Não considero as fake news o problema atual da humanidade e não acredito que Hillary Clin- ton e Fernando Haddad perderam eleições para o populismo de direita por causa de informações falsas em redes sociais.
Disputas eleitorais são forjadas pela mentira. Candidatos conservadores e progressistas prometem o que não cumprem. Mentir mais não é necessariamente pior do que mentir menos. É cínico, mas ainda não se inventou nada melhor do que a rotatividade de poder que o regime democrático, sempre imperfeito, proporciona.
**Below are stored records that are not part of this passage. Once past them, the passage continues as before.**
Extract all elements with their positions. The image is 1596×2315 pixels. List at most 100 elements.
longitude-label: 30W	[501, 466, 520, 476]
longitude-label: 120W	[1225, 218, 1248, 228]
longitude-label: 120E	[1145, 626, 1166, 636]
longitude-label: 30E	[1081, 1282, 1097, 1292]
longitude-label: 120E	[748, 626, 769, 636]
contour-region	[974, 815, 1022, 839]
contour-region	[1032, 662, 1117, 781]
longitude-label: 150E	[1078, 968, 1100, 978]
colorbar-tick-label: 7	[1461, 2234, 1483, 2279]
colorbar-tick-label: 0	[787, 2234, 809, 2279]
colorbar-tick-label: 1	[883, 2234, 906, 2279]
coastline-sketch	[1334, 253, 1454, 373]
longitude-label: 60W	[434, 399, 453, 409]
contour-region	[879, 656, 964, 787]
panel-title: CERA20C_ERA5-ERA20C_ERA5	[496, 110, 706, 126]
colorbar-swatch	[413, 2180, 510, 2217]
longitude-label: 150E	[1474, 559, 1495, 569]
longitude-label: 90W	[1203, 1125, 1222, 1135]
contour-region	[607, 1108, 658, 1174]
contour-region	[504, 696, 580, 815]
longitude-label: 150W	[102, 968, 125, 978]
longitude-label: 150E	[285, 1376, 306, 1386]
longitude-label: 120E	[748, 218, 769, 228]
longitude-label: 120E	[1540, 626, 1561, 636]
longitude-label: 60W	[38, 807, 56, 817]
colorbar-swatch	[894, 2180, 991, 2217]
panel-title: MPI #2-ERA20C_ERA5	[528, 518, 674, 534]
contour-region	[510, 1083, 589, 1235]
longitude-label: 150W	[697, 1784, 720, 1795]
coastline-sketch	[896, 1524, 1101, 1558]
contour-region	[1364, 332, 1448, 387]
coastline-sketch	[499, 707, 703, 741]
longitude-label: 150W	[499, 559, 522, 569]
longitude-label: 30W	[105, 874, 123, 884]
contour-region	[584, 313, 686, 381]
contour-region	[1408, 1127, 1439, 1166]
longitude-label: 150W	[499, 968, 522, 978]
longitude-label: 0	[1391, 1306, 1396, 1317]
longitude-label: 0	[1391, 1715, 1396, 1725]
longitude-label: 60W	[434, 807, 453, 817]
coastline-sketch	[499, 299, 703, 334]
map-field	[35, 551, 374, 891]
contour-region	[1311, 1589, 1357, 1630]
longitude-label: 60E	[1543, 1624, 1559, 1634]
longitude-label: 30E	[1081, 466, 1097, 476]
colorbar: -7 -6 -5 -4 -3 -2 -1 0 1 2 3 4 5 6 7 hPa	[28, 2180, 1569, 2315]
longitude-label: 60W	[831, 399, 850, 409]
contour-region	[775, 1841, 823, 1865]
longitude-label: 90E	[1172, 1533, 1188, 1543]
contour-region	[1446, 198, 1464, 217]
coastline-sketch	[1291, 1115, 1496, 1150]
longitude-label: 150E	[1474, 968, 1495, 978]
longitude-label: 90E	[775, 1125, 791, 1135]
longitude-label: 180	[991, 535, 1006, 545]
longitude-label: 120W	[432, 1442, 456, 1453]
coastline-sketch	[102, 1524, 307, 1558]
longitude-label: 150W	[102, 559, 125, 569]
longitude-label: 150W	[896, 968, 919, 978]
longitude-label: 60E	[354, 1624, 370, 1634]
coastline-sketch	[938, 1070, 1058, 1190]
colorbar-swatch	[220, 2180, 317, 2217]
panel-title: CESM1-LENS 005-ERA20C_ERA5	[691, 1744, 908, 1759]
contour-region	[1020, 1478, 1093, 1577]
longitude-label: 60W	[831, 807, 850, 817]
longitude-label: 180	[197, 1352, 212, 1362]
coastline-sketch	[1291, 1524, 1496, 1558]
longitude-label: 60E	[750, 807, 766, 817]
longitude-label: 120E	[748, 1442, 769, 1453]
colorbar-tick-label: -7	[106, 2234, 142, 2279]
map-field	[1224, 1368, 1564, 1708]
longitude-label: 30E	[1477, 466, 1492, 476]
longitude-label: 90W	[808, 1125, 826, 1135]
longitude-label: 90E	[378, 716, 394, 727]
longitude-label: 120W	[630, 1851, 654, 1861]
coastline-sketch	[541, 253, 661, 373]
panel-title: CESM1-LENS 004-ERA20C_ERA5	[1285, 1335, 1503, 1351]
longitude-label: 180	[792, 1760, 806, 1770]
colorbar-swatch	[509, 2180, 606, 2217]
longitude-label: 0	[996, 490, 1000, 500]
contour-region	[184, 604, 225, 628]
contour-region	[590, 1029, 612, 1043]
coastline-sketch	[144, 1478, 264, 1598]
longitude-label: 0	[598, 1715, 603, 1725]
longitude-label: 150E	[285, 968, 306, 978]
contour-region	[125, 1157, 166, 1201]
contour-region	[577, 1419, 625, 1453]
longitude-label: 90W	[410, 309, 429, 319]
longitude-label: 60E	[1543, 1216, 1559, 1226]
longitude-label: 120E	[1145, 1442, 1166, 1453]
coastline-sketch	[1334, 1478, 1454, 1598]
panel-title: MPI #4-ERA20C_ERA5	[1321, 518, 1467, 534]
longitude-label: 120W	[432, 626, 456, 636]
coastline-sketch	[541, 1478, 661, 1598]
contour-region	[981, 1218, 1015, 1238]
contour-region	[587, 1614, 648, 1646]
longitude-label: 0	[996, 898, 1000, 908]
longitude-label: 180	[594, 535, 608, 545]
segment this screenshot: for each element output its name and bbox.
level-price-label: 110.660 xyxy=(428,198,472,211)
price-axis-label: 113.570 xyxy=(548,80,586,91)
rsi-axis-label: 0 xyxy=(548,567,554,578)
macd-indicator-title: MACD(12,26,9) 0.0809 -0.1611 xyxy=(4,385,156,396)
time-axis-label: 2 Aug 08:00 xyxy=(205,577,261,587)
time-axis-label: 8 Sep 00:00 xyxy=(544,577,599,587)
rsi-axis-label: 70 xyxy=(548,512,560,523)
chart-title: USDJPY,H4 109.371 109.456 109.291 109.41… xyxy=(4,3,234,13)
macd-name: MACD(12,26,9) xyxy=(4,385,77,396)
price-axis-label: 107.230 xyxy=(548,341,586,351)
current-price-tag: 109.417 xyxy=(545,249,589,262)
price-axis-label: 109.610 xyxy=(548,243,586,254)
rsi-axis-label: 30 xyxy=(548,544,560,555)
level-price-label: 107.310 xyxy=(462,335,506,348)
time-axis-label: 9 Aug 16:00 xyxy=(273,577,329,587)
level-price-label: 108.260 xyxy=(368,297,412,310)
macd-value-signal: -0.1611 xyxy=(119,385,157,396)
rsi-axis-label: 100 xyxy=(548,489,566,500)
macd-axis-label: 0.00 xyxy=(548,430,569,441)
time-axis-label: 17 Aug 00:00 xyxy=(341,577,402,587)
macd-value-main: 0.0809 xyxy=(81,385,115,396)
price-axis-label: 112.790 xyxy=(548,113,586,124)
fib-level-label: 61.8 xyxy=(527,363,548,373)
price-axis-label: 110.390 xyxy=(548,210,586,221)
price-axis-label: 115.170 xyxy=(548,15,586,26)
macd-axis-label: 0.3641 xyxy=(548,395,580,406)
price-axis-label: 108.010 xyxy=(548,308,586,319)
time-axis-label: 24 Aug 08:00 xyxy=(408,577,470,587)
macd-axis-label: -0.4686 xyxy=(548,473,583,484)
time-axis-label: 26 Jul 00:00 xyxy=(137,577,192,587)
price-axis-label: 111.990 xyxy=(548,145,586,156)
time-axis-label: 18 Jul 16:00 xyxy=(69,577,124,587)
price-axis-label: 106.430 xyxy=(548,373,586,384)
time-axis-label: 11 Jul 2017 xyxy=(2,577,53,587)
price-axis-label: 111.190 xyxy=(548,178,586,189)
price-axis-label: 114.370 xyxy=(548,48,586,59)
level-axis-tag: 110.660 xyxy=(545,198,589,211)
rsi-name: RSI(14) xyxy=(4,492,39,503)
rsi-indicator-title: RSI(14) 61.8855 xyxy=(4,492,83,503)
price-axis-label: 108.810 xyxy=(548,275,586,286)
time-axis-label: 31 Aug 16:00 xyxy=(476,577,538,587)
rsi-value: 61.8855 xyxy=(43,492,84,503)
Historicamente, a disseminação de falsidades se intensifica com a aceleração tecnológica.
No império, o padrão de gravidade era a distribuição de impressos ou manuscritos por mais de 15 pessoas e o discurso em reuniões públicas. Além do sistema monárquico e da figura celestial do imperador, era preciso proteger "as verdades fundamentais da existência de Deus e da imortalidade da alma".
Com a república, a afixação de papéis ofensivos em "lugar frequentado" e, depois, o rádio e a TV multiplicaram os efeitos das inverdades. A Lei de Segurança Nacional de 1969 não tolerava nem guerra psicológica adversa nem divulgação de notícia falsa ou tendenciosa ou de fato verdadeiro truncado ou deturpado.
Com a internet, a boataria é instantânea. Que ninguém se iluda: não há como preservar o país da circulação de fatos sabidamente inverídicos e do impulsionamento de conteúdos nocivos.
As fake news prosperam porque seus destinatários anseiam por elas. Tem gente que acredita em Lula ou em Bolsonaro, em bispo católico ou protestante, em Sri Prem Baba, em Black Friday, em escola sem partido, em horóscopo. Acredita quem quer. Não há como impedir, previamente, "abusos" da liberdade de expressão. Nem a censura ferrenha nos salvaria de crenças esquisitas e estúpidas.
A reportagem da Folha sobre comercialização de disparos ofensivos pelo WhatsApp, que tanto aborreceu o círculo íntimo do capitão, é importante porque revela nova modalidade de abuso do poder econômico e não pelo conteúdo tosco que seus seguidores compartilhavam.
Ainda falta ao bolsonarismo o tempero da cultura democrática (se a escolha do ministro da Educação mostra a persistência de aspirações sombrias do candidato, o consumo de "pão com leite condensado" causaria náuseas em Rê Bordosa, inesquecível personagem de Angeli), mas é interessante observar a submissão paulatina do presidente eleito ao decoro do cargo e aos ritos republicanos.
Aparentemente, Bolsonaro vai aprendendo que ser presidente não é ser imperador. Sabe que a respeitabilidade da "augusta figura" dependerá do comportamento político. Já emite sinais de fisiologia, compensa o passado de proscrito no Exército com generosa distribuição de cargos para generais, e ainda implica com o jornalismo adverso.
Bolsonaro (mencionado por Steve Bannon, estrategista de Trump, como "Botolini") tem filhos demais. Sabe que amigos e familiares costumam atrapalhar a vida de governantes quando se embriagam pelo poder, pela bajulação ou pela picaretagem.
A perspectiva do impeachment é o contrapeso constitucional eficiente.
Não é à toa que o general Mourão, cercado de desconfiança durante a campanha, pelas sucessivas bobagens que pronunciou, reapareça, depois de eleito, como titular do discurso do equilíbrio e do bom senso. É o vice, que não é bobo, tentando pavimentar a estrada para o hipotético afastamento de Jair Bolsonaro.